As a high school senior I had applied to their early acceptance program at the Greensburg location. I did have an impressive resume and school record at the time. I ended up receiving the early acceptance right before graduation. I was beyond thrilled. It's pretty close to home, which is great for saving money. Anyway, I'm a freshman in college now. My GPA is somewhat lousy at 3.5. I go to Juniata and we take organic chemistry first year. I feel like I'll probably do better next year for that reason. I no longer have to take the MCATs. I just have to take some required classes and keep a 3.5 at the end of my undergrad to stay in the program. All I ever hear about online is how god awful LECOM is. I can apply to other schools, it would just void my early acceptance. I'm just honestly worried that it's as awful as everyone says. If anyone has experience with LECOM I'd love to hear it.

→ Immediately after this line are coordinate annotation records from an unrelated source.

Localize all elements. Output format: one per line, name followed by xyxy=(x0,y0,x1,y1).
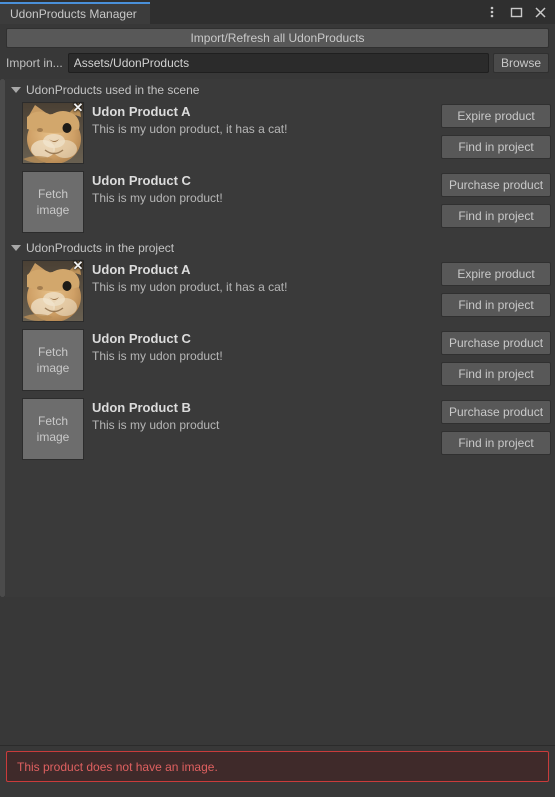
fetch-image-label-line2: image xyxy=(36,430,70,444)
product-thumbnail-wrap: Fetch image xyxy=(22,398,84,460)
window-controls xyxy=(481,0,551,24)
action-button-purchase-product[interactable]: Purchase product xyxy=(441,400,551,424)
import-refresh-label: Import/Refresh all UdonProducts xyxy=(190,31,365,45)
fetch-image-button[interactable]: Fetch image xyxy=(22,398,84,460)
close-icon[interactable] xyxy=(529,1,551,23)
action-button-find-in-project[interactable]: Find in project xyxy=(441,362,551,386)
toolbar: Import/Refresh all UdonProducts Import i… xyxy=(0,24,555,73)
product-row: Fetch image Udon Product B This is my udon … xyxy=(5,395,555,464)
sections-container: UdonProducts used in the scene ✕ Udon Pro… xyxy=(0,81,555,464)
product-title: Udon Product B xyxy=(92,400,191,415)
fetch-image-label-line1: Fetch xyxy=(37,414,68,428)
product-actions: Purchase product Find in project xyxy=(441,171,555,237)
remove-image-icon[interactable]: ✕ xyxy=(70,100,86,116)
error-message-box: This product does not have an image. xyxy=(6,751,549,782)
chevron-down-icon xyxy=(11,245,21,251)
action-button-label: Find in project xyxy=(458,209,534,223)
fetch-image-label-line2: image xyxy=(36,361,70,375)
action-button-label: Purchase product xyxy=(448,336,544,350)
product-title: Udon Product C xyxy=(92,331,191,346)
section-body-scene: ✕ Udon Product A This is my udon product, … xyxy=(5,99,555,237)
import-refresh-button[interactable]: Import/Refresh all UdonProducts xyxy=(6,28,549,48)
status-strip: This product does not have an image. xyxy=(0,745,555,788)
maximize-icon[interactable] xyxy=(505,1,527,23)
more-options-icon[interactable] xyxy=(481,1,503,23)
import-path-label: Import in... xyxy=(6,56,63,70)
browse-button[interactable]: Browse xyxy=(492,53,549,73)
action-button-expire-product[interactable]: Expire product xyxy=(441,262,551,286)
product-description: This is my udon product, it has a cat! xyxy=(92,122,288,136)
product-actions: Expire product Find in project xyxy=(441,102,555,168)
product-info: Udon Product C This is my udon product! xyxy=(84,329,441,395)
product-row: Fetch image Udon Product C This is my udon … xyxy=(5,168,555,237)
product-title: Udon Product A xyxy=(92,104,191,119)
tab-udonproducts-manager[interactable]: UdonProducts Manager xyxy=(0,2,150,24)
product-row: Fetch image Udon Product C This is my udon … xyxy=(5,326,555,395)
product-info: Udon Product A This is my udon product, i… xyxy=(84,102,441,168)
product-actions: Expire product Find in project xyxy=(441,260,555,326)
foldout-scene[interactable]: UdonProducts used in the scene xyxy=(5,81,555,99)
product-description: This is my udon product! xyxy=(92,349,223,363)
fetch-image-button[interactable]: Fetch image xyxy=(22,329,84,391)
product-thumbnail-wrap: Fetch image xyxy=(22,171,84,233)
product-info: Udon Product C This is my udon product! xyxy=(84,171,441,237)
fetch-image-label-line2: image xyxy=(36,203,70,217)
action-button-find-in-project[interactable]: Find in project xyxy=(441,431,551,455)
remove-image-icon[interactable]: ✕ xyxy=(70,258,86,274)
error-message-text: This product does not have an image. xyxy=(17,759,218,774)
product-actions: Purchase product Find in project xyxy=(441,398,555,464)
foldout-label: UdonProducts in the project xyxy=(26,241,175,255)
tab-label: UdonProducts Manager xyxy=(10,7,137,21)
product-description: This is my udon product, it has a cat! xyxy=(92,280,288,294)
product-title: Udon Product C xyxy=(92,173,191,188)
product-actions: Purchase product Find in project xyxy=(441,329,555,395)
action-button-purchase-product[interactable]: Purchase product xyxy=(441,331,551,355)
fetch-image-button[interactable]: Fetch image xyxy=(22,171,84,233)
product-description: This is my udon product! xyxy=(92,191,223,205)
foldout-project[interactable]: UdonProducts in the project xyxy=(5,239,555,257)
products-scroll-area: UdonProducts used in the scene ✕ Udon Pro… xyxy=(0,79,555,597)
product-row: ✕ Udon Product A This is my udon product, … xyxy=(5,99,555,168)
browse-label: Browse xyxy=(500,56,541,70)
import-path-row: Import in... Browse xyxy=(6,53,549,73)
action-button-label: Purchase product xyxy=(448,405,544,419)
action-button-label: Find in project xyxy=(458,298,534,312)
action-button-find-in-project[interactable]: Find in project xyxy=(441,293,551,317)
section-body-project: ✕ Udon Product A This is my udon product, … xyxy=(5,257,555,464)
chevron-down-icon xyxy=(11,87,21,93)
action-button-label: Find in project xyxy=(458,436,534,450)
product-title: Udon Product A xyxy=(92,262,191,277)
action-button-label: Purchase product xyxy=(448,178,544,192)
action-button-label: Expire product xyxy=(457,109,535,123)
action-button-purchase-product[interactable]: Purchase product xyxy=(441,173,551,197)
product-info: Udon Product B This is my udon product xyxy=(84,398,441,464)
product-info: Udon Product A This is my udon product, i… xyxy=(84,260,441,326)
action-button-find-in-project[interactable]: Find in project xyxy=(441,135,551,159)
product-row: ✕ Udon Product A This is my udon product, … xyxy=(5,257,555,326)
action-button-label: Find in project xyxy=(458,140,534,154)
action-button-expire-product[interactable]: Expire product xyxy=(441,104,551,128)
import-path-input[interactable] xyxy=(67,53,489,73)
action-button-label: Expire product xyxy=(457,267,535,281)
product-description: This is my udon product xyxy=(92,418,220,432)
product-thumbnail-wrap: ✕ xyxy=(22,100,86,164)
product-thumbnail-wrap: ✕ xyxy=(22,258,86,322)
action-button-find-in-project[interactable]: Find in project xyxy=(441,204,551,228)
action-button-label: Find in project xyxy=(458,367,534,381)
fetch-image-label-line1: Fetch xyxy=(37,345,68,359)
window-titlebar: UdonProducts Manager xyxy=(0,0,555,24)
foldout-label: UdonProducts used in the scene xyxy=(26,83,200,97)
product-thumbnail-wrap: Fetch image xyxy=(22,329,84,391)
empty-space xyxy=(0,597,555,745)
fetch-image-label-line1: Fetch xyxy=(37,187,68,201)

LECOM is a very solid school. LECOM PBL is in my opinion one of the best curriculum styles out there, but you have to actually enjoy it/be able to handle it. If you are planning to attend LECOM-SH, then they are sufficiently far from Erie that
most of the negatives associated with the rules are eliminated (at least for MS1 & 2).
Most of the complaints have to do with rules that are generally not a huge deal. There are a handful of inconvenient issues with clinical scheduling and mandatory attendance of certain things, but from what I've heard from others at MD and DO schools, this is not unique to LECOM. Some schools may have better policies for some things, but worse for others. That's just the way it is.
In your situation, I'd just work hard, take the MCAT, and see how you do. If you do well enough (average for MD acceptances), I'd apply out. If not, then just keep your seat at LECOM, provided you actually want to attend the school and like the program.
Nothing wrong with your BS/DO programs imo. But take the mcat to guage where you stand. If you do poorly, stay with your program. If you do well then apply out. You should never be happy with where you are at in life. You constantly should be striving to do better whether its at school or at a job.
This.
My point being is that I don't think even bs/MD is often a good choice. Bs/DO I think can occasionally just be expensive reassurance for already most likely more than high tier students with good work habits.
This is true about a lot of programs, but most of the LECOM early acceptance programs are basically like this: you get accepted/plan to attend a specific college/university that LECOM has a deal with. Upon getting accepted, you apply to and get interviewed for "early acceptance", and if you are accepted and maintain certain stats, you matriculate at the school. There is no extra expense, you aren't required to attend the school, and if you apply out, you simply lose your spot. There's no real downside to doing it.
Is this true for LECOM-Erie? You have to set up your own rotations?
No, this is specific to LECOM-B. LECOM-B also (now?) allows
some people to choose to do their clinicals up north, where basically all your cores get completed at a year-long affiliate.
For LECOM-E/SH you have to set up all of your electives (2 in 3rd yr & 3 in 4th yr), selectives (1 in 3rd yr, 3 in 4th yr), and FM (1 in 3rd yr, 1 rural/underserved in 4th yr) rotations. Other than those, for the core rotations you rank year-long regional sites (a specific hospital or hospital system that LECOM has an agreement with to take a certain number of students), and you get assigned to the sites based on an algorithm run by your class president and VP. Currently, I believe there are 25-30 year-long sites and they each take anywhere from 6 to 52 LECOM students a year, depending on the site.
There is also an option to do your core rotations in a "region", but they seem to be doing away with that option. Its probably for the best, because some people that chose a region would end up spending half the year somewhere else.
A graduate I talked to from LECOM referred to the school as the "mistake by the lake". Really didn't enjoy the experience they had there at all.
This is really based on personal experiences. Before I started there, I knew more than half a dozen graduates that all liked LECOM. They of course had some negatives, but nothing outrageous, and none regretted going there for school. Most actually enjoyed it (at least as much as you can "enjoy" medical school).